Foxconn bereitete ein Joint Venture mit Vedanta und STMicroelectronics vor. Hon Hai hätte sich mit rund 17,7 Milliarden US-Dollar beteiligen sollen. Ziel dieses Unternehmens war die Herstellung von Prozessoren, was auch Apple tut
Das geht aus neuen Informationen der Nachrichtenagentur hervor ReutersFoxconn hat sich gerade aus einem Joint Venture zurückgezogen, dessen Anteil nicht weniger als etwa 17,7 Milliarden US-Dollar wert sein sollte. Das Projekt, bei dem das Unternehmen mit Vedanta bei der Entwicklung von Prozessoren hätte zusammenarbeiten sollen, wäre im gegenseitigen Einvernehmen abgesagt worden. Der angegebene Grund liegt in den Schwierigkeiten, einen weiteren großen Subunternehmer für dieses Unternehmen zu gewinnen, nämlich STMicroelectronics.

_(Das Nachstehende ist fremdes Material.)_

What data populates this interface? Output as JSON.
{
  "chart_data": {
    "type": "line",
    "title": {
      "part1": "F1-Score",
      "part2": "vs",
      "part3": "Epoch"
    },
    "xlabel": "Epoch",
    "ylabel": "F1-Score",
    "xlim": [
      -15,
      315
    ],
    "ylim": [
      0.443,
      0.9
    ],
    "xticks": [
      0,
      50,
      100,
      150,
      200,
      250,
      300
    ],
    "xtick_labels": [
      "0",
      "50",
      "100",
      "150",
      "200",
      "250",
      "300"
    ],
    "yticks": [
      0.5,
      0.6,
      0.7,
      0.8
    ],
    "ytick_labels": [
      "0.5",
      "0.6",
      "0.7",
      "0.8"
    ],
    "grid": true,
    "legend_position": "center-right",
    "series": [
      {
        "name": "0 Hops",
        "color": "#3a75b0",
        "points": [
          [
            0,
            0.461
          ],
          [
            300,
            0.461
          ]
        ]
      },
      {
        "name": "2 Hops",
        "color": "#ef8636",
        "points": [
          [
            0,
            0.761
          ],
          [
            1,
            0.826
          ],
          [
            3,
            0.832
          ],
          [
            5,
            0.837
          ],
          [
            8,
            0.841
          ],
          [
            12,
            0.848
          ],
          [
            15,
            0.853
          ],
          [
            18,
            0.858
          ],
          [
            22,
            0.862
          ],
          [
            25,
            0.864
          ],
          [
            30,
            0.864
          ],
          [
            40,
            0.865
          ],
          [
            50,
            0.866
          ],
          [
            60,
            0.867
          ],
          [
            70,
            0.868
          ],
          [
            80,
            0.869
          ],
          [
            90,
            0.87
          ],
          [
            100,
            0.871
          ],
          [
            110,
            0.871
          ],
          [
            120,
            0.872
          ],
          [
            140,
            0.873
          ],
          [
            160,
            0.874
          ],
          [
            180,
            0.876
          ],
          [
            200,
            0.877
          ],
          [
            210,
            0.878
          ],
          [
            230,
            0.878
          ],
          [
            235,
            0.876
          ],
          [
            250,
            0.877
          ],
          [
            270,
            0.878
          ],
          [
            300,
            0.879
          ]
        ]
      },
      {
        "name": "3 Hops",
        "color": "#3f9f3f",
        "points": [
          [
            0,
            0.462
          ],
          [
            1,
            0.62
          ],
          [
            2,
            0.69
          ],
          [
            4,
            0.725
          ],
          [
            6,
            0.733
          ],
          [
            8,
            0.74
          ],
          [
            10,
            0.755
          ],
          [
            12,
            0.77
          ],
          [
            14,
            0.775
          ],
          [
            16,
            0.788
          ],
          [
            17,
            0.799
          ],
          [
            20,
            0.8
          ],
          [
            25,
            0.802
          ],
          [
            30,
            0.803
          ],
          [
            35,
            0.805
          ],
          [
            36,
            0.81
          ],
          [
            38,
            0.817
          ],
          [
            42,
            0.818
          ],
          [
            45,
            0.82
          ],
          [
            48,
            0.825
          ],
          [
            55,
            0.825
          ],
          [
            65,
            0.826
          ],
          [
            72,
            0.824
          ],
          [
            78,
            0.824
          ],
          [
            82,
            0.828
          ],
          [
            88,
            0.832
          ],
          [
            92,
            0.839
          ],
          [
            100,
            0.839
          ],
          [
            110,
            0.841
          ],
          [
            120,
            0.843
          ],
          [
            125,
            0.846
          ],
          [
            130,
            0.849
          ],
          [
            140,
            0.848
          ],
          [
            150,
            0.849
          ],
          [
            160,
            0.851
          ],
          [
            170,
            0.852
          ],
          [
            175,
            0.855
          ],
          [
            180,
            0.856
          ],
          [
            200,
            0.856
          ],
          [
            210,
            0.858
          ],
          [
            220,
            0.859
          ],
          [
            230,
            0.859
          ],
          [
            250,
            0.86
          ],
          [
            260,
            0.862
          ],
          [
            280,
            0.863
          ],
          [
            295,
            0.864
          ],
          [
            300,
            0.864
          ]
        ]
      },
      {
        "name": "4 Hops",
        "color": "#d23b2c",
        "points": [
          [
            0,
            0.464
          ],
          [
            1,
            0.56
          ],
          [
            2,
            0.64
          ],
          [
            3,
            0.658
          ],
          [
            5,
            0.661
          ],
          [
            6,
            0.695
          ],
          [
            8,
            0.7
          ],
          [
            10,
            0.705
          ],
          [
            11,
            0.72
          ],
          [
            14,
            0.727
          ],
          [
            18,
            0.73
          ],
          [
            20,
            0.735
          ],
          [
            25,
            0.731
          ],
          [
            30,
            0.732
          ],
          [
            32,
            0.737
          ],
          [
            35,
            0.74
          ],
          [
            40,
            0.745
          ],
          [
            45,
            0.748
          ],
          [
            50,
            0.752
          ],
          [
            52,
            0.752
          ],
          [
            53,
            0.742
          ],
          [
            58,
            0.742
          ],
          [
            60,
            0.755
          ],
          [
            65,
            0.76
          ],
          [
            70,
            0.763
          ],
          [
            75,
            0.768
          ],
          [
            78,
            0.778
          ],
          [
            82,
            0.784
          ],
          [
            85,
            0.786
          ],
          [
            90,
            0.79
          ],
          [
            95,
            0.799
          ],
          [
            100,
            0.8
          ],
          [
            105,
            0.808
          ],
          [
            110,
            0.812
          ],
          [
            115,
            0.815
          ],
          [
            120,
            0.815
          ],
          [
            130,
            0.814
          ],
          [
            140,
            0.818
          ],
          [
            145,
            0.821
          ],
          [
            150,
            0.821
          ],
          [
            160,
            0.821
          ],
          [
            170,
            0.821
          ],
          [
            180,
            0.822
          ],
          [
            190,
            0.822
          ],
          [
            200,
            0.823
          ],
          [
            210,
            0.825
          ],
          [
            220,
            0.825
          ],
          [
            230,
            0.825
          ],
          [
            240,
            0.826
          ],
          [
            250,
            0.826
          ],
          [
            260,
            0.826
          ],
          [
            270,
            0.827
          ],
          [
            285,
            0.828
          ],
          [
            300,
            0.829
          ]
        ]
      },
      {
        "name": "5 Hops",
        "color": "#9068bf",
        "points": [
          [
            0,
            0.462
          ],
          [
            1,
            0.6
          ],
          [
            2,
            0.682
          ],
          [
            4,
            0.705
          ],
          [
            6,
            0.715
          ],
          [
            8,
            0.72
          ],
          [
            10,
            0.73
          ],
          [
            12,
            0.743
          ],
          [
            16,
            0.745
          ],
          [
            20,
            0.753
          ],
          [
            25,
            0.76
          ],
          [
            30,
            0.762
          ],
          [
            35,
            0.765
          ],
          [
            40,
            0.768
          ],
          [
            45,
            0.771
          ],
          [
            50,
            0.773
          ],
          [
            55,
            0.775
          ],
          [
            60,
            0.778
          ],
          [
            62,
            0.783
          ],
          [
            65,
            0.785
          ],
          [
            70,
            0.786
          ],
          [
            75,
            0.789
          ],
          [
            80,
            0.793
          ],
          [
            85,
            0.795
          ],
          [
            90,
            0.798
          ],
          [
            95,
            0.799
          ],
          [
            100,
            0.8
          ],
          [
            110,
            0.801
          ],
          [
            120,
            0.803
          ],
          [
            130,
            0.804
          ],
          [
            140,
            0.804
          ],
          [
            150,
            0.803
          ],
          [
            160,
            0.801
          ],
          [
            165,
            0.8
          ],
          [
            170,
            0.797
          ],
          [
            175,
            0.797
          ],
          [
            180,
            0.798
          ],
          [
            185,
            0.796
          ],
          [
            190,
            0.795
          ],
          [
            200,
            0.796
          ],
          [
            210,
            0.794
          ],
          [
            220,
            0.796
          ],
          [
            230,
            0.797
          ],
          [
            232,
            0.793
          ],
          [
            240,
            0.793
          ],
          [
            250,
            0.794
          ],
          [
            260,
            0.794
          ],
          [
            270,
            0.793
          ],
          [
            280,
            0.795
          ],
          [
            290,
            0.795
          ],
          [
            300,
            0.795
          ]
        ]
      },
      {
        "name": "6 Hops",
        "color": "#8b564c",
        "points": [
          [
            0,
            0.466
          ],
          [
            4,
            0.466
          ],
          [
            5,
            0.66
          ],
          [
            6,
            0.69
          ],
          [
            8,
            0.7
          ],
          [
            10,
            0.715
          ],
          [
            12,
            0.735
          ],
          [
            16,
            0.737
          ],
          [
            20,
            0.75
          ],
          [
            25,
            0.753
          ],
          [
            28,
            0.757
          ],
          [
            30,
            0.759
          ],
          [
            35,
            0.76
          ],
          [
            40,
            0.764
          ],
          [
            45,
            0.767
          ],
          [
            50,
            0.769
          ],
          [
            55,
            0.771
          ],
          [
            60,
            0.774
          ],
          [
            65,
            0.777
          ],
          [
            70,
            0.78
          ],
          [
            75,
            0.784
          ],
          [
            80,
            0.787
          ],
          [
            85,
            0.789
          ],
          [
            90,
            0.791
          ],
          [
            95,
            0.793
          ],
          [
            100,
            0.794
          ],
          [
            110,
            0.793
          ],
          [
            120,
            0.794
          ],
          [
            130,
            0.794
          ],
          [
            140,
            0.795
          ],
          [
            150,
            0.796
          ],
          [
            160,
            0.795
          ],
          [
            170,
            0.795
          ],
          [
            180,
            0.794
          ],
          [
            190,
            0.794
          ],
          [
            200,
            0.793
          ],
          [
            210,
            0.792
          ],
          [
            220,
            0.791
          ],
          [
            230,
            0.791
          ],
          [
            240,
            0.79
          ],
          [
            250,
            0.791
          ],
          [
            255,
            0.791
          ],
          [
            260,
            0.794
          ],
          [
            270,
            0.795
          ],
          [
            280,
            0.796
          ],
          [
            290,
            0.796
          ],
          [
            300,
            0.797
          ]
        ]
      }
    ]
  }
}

Vedanta ist ein indischer Konzern unter der Leitung des Milliardärs Anil Agarwal, der insbesondere wegen Gewalt gegen Demonstranten kritisiert wurde, die die Errichtung einer neuen Kupfermine verhindern wollten. Ereignisse, die natürlich nicht ohne Widerhall der jüngsten Proteste sind, die direkt von Mitarbeitern von Hon Hai, einem anderen Namen für Foxconn in China, ausgingen. Schuld daran sind die Arbeitsbedingungen, die viele internationale Beobachter als beklagenswert empfinden.
Apple ist bereits gut gerüstet
Auch Apple arbeitet seinerseits an eigenen Prozessoren. Seit 2020 entwickelt das Unternehmen insbesondere Mac-Chips, die zuvor vom amerikanischen Gründer Intel hergestellt wurden. Kürzlich konnten wir auch die Ankunft eines Motherboards für die virtuelle Realität erleben: das R1. Gerüchten zufolge, die direkt aus Südkorea kommen, ist dieser mit einem brandneuen Typ von RAM mit sehr geringer Latenz ausgestattet.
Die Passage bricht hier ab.